Il bando, nato da un’idea di Confagricoltura, Onlus Senior-L’Età della Saggezza a Roma e Rete fattorie sociali, ha visto una progressiva espansione garantendosi quest’anno la collaborazione attiva di Reale Foundation e ottenendo il patrocinio del ministero delle Politiche agricole, alimentari e forestali, oltre alla sempre proficua collaborazione dell’Università di Roma Tor Vergata. A ciascuno dei vincitori sono stati assegnati 40mila euro e una borsa di studio per la partecipazione al Master di agricoltura sociale organizzato proprio dall’ateneo romano.

L’agricoltura sociale è in forte espansione, segue il cambiamento del concetto di welfare in atto nel Paese e suscita sempre più attenzione da parte dei giovani, come dimostra il numero e il livello qualitativo crescente dei progetti presentati, l’ampliamento della platea dei beneficiari, che spazia dai bambini agli anziani, dai portatori di handicap ai detenuti. La piattaforma web “Coltiviamo agricoltura sociale” ha registrato quasi 2 milioni di visualizzazioni e 250mila accessi, di cui 70mila soltanto nell’ultimo anno.

Confagricoltura prima di altri ha creduto nelle opportunità dell’agricoltura sociale – ha ricordato il presidente di Confagricoltura Massimiliano Giansanti durante la premiazione – attivandosi da subito con gli interlocutori politici ed istituzionali, partecipando ai lavori dell’Osservatorio per la stesura dei decreti attuativi della Legge 141/2015 che, ad oggi, sono ancora in corso di definizione.
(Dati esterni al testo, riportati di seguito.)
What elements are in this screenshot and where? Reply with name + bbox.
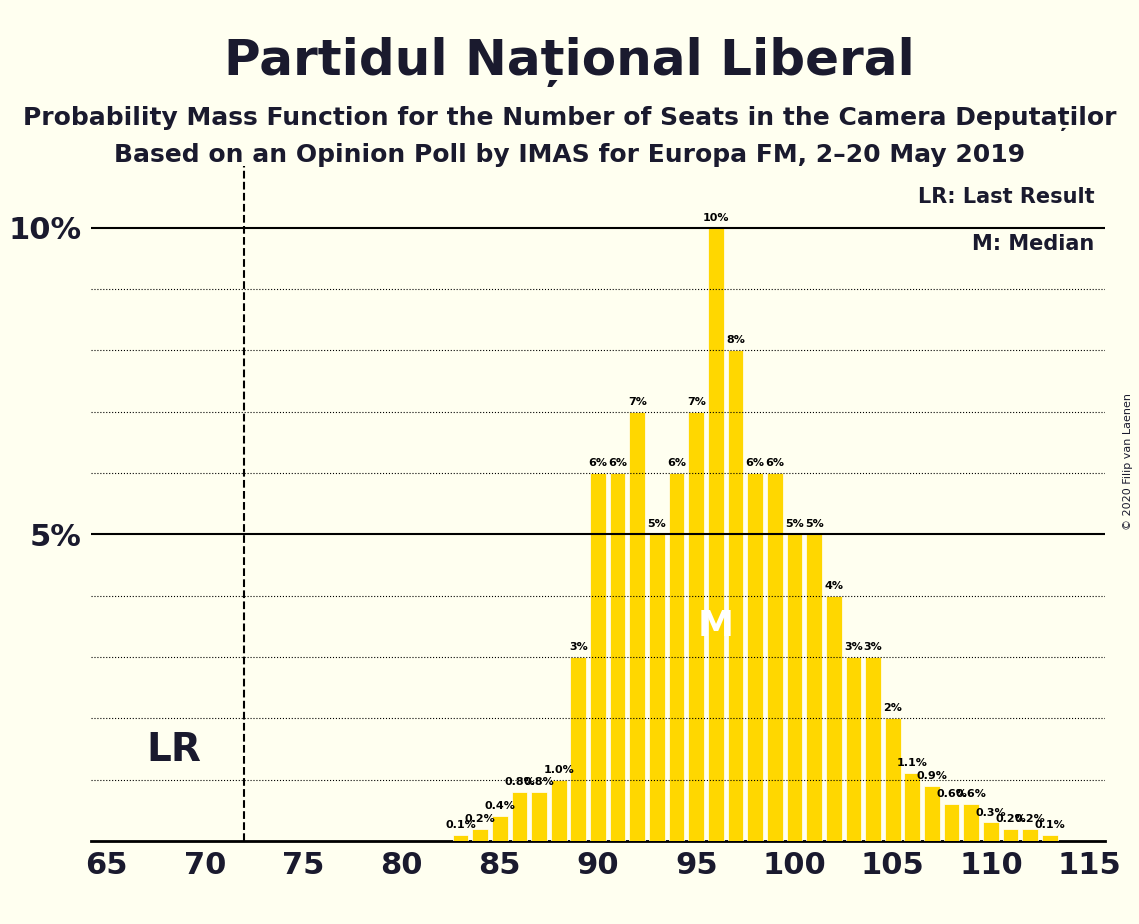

Fare agricoltura sociale significa fare innovazione nel welfare, dare slancio a questa rete virtuosa di professionalità”.
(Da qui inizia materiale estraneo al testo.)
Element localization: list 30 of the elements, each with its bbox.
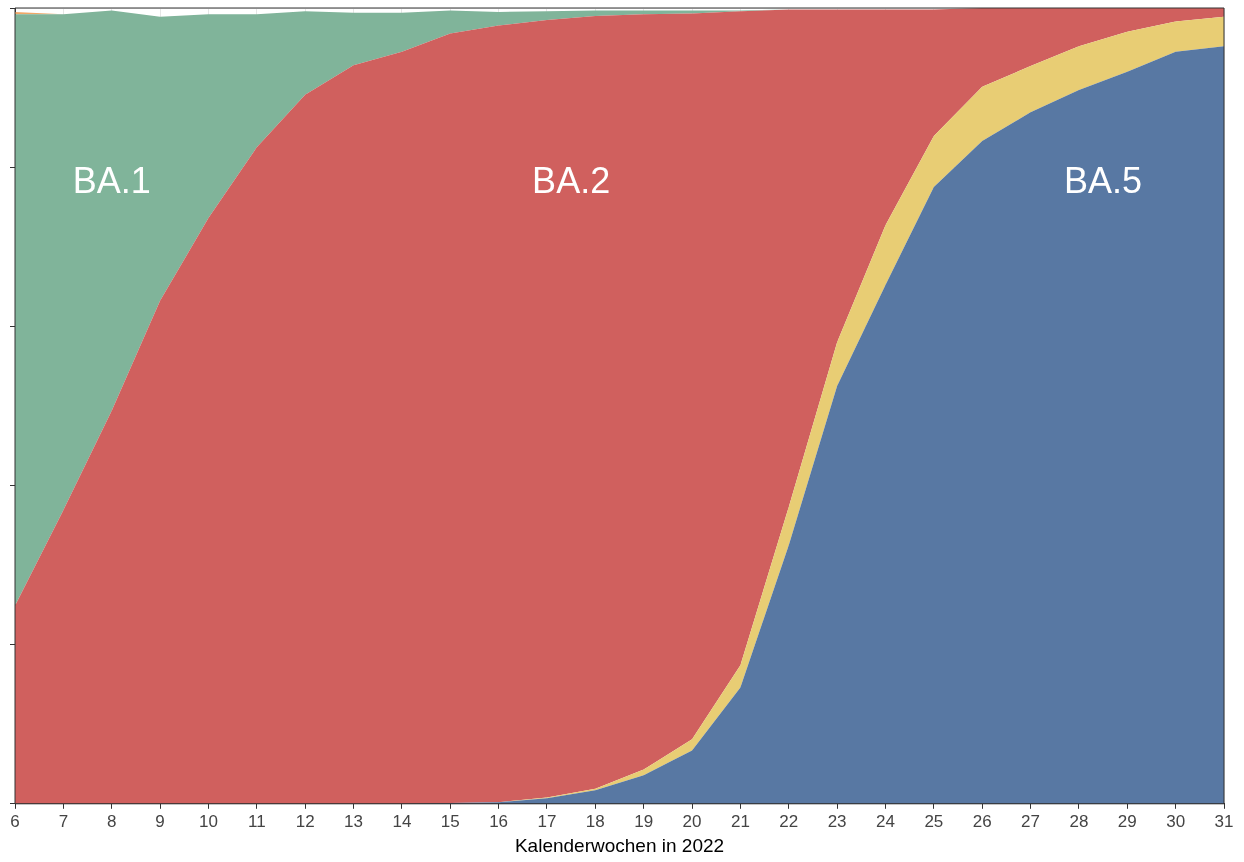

Il mondo agricolo continua a svolgere un ruolo di rilievo nell’economia italiana e Reale Foundation, la fondazione corporate di Reale Group, ha voluto sostenere questa iniziativa, il cui obiettivo coniuga bene innovazione sociale e inclusione socio-economica – ha dichiarato Luca Filippone, direttore generale di Reale Mutua –. Reale Foundation è orgogliosa di poter lavorare con partner di eccellenza come Confagricoltura al fine di partecipare alla generazione di impatti positivi, misurabili e intenzionali, in linea con i valori della mutualità che da sempre guidano il nostro modo di fare impresa”. “In quattro anni il nostro bando è cresciuto, ha incentivato forme di produzioni e servizi ad alto valore aggiunto sociale – ha detto il segretario generale della Onlus Senior-L’Età della Saggezza, Angelo Santori – favorendo l’integrazione tra i diversi attori dell’agricoltura sociale e la realizzazione di modelli di buone pratiche”.